I'd had conflicting views on whether it was the short or long, but a mechanic said they believe it was a short one too.

re the well plug, this does mean that buying any engine that is not a copy of the original, will cause difficulties as a new one would need to be sourced, or modify the old one to fit.
Seems like an odd decision by ETAP to make this choice, given that it makes things rather restrictive in the future. Yamaha were bound to discontinue the 8c at some point, regardless of the new rules regarding 2 strokes. I know you can can new plugs from David Morris, who carry the etap spares, but presumably these are cut to fit the 8c still.

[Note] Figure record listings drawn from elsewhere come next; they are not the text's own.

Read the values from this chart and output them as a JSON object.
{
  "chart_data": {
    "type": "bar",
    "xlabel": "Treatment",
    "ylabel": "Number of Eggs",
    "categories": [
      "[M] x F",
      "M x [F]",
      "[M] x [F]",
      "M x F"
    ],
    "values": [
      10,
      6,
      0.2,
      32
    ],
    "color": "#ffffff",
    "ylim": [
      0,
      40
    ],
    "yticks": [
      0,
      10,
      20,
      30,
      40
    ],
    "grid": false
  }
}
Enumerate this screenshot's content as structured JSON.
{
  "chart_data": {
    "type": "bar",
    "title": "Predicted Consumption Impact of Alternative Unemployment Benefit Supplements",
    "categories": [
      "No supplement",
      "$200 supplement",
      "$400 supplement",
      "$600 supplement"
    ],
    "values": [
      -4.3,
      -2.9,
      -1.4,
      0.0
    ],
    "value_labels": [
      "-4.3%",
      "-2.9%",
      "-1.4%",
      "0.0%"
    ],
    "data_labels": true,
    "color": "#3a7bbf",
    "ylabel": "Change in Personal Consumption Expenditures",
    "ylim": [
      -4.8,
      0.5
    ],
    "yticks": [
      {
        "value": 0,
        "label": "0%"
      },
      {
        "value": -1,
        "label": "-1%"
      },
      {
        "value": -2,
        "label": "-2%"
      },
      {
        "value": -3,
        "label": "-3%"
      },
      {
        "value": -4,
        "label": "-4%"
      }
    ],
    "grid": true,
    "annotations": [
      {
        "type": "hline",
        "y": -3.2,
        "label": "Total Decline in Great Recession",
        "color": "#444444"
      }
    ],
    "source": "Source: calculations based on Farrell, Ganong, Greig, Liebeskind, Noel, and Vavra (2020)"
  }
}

I'm going to probably proceed with the import, once I reassure myself the site and vendor is legit! It looks like it'll be coming from Hong Kong, so fingers crossed

The keel mechanism is a challenge for another time, as you say! - I've owned the boat 4 years now, so probably due.

Cheers,
Carl
 
You are correct in all your assumptions - I do have a friend in Spain I know who has fitted a 8hp 4 stroke to his boat - if he is happy for me to give you his email address Ill PM you with it - maybe another possibility.
As far as the keel is concerned I have some useful info on servicing this that I originally obtained from the the Etap Owners website (now defunct) which may help you to service it. If you want this let me know.
Good luck with the Hong Kong import - will be interesting to know how you get on.